Answering the questions of the journalist N1 in the Presidency of Serbia after the signing of the contract with the company Azvirt, whether the employees of public enterprises are pressured to come to the SNS meeting in Belgrade, Aleksandar Vučić ordered that no one who is being pressured should come by chance.
"I urge everyone not to come to meeting March 21 if they don't want to. For me, no one who doesn't want to can come to meetings and gatherings. "I urge the citizens of Belgrade not to come, unless they specifically want to," he said.
"Please God" not to come by force, emphasized the president of Serbia, because "no one could ever force" him to respond to the blocking parties, whatever that means.
As "Vremenu" was previously confirmed by several sources, the Serbian Progressive Party led by Vučić will hold a rally in "Arena", eight days before holding local elections in ten municipalities and cities on March 29.

Photo: TanjugAleksandar Vučić in the Arena during the last election campaign
Acknowledgement of pressures
The opposition Party Serbia Center (SRCE) announced that the statement by the President of Serbia, Aleksandar Vučić, that "people are freed from the obligation" to attend this SNS rally on Saturday, is actually "recognition of the existence of a system of coercion over citizens."
With that statement, it continues, the head of state confirmed in front of the entire public what the media, non-governmental organizations and citizens have been documenting for years: that in Serbia "no one goes to pro-government rallies voluntarily, but under coercion, blackmail and direct orders".
"Vučić especially insulted and humiliated the citizens of southern Serbia, because the message that 'districts from the south have been liberated' is an insult to every resident of Nis, Leskovac, Vranje or Pirot. Vučić does not treat them as citizens, but as spare parts of his machinery that he turns on and off as needed, sends them on buses or 'allows' them to spend the weekend with their families," says SRCE.
Zdravka Ponoša party called on the competent institutions to react, asking whether measures will be taken regarding "publicly stated claims about pressure on citizens".

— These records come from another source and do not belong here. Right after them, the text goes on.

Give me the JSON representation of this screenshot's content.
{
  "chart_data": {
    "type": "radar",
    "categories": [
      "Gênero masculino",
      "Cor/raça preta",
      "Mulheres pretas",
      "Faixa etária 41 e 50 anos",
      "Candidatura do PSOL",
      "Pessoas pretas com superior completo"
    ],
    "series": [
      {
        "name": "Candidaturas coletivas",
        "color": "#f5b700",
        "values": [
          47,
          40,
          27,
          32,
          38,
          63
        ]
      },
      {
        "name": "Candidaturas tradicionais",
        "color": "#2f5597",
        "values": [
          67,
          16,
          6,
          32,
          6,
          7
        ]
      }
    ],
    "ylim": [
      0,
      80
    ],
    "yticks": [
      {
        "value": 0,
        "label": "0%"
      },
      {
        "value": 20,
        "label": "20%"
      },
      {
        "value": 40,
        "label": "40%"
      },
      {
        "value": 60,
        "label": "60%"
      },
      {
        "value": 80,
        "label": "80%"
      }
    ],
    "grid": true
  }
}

Photo: AP / Darko VojinovićThe President of Serbia is confident of victory in the next local elections
Still forced
Anonymous reports from employees of "Danube Insurance" and public utility companies Infostan and Gradska čistoća have been received on the email of the Move - change movement under the name "report blackmail".
"More and more employees in public companies throughout Serbia are reporting to the Start-change movement due to pressures ahead of the SNS rally," Savo Manojlović, the leader of this movement, told N1.
In the reports, it is stated that the managers approached the employees in the previous days with the request to sign the list of those who will go to the meeting, with warnings that the refusal could have consequences for their work status, according to Crani-change.
"The SNS occupied the institutions of the Republic of Serbia... A large number of citizens came forward, when we add up the past applications, there are thousands and thousands of applications that have arrived. We also submitted about 500 applications to international institutions," says Manojlović.

Photo: Tanjug / Vladimir ŠporčićSNS supporters in the Arena
Previous blackmail
The President of Serbia, Aleksandar Vučić, promised that at the meeting in Jagodina on January 24 last year, people would attend voluntarily. However, one source from Nis testified differently, as to what it was about "Time" has already written.
"They started conditioning people to go to Jagodina. In my company, there has been talk for days about the fact that on Friday, at 14 p.m., several buses will leave for Jagodina. They called me too, but I definitely won't go," a source from Niš told us, who asked not to mention his name.
Also, before the famous counter rally in May 2023, with which Vučić tried to respond to the protests after two mass murders in "Ribnikar" and the villages of Mladenovac, Aleksandar Gubaš from the Archives of Public Meetings, who counts the protesters, spoke to "Vreme".
"Buses cannot be parked in the city center, but on the outskirts - and then it happens that people sleep, go to cafes, lie on the fields in New Belgrade, and don't go to the meeting at all," he said.
Real journalism costs money, and we will not be bought by tycoons and corporations. Support us with a one-time or monthly donation. The time for it is now!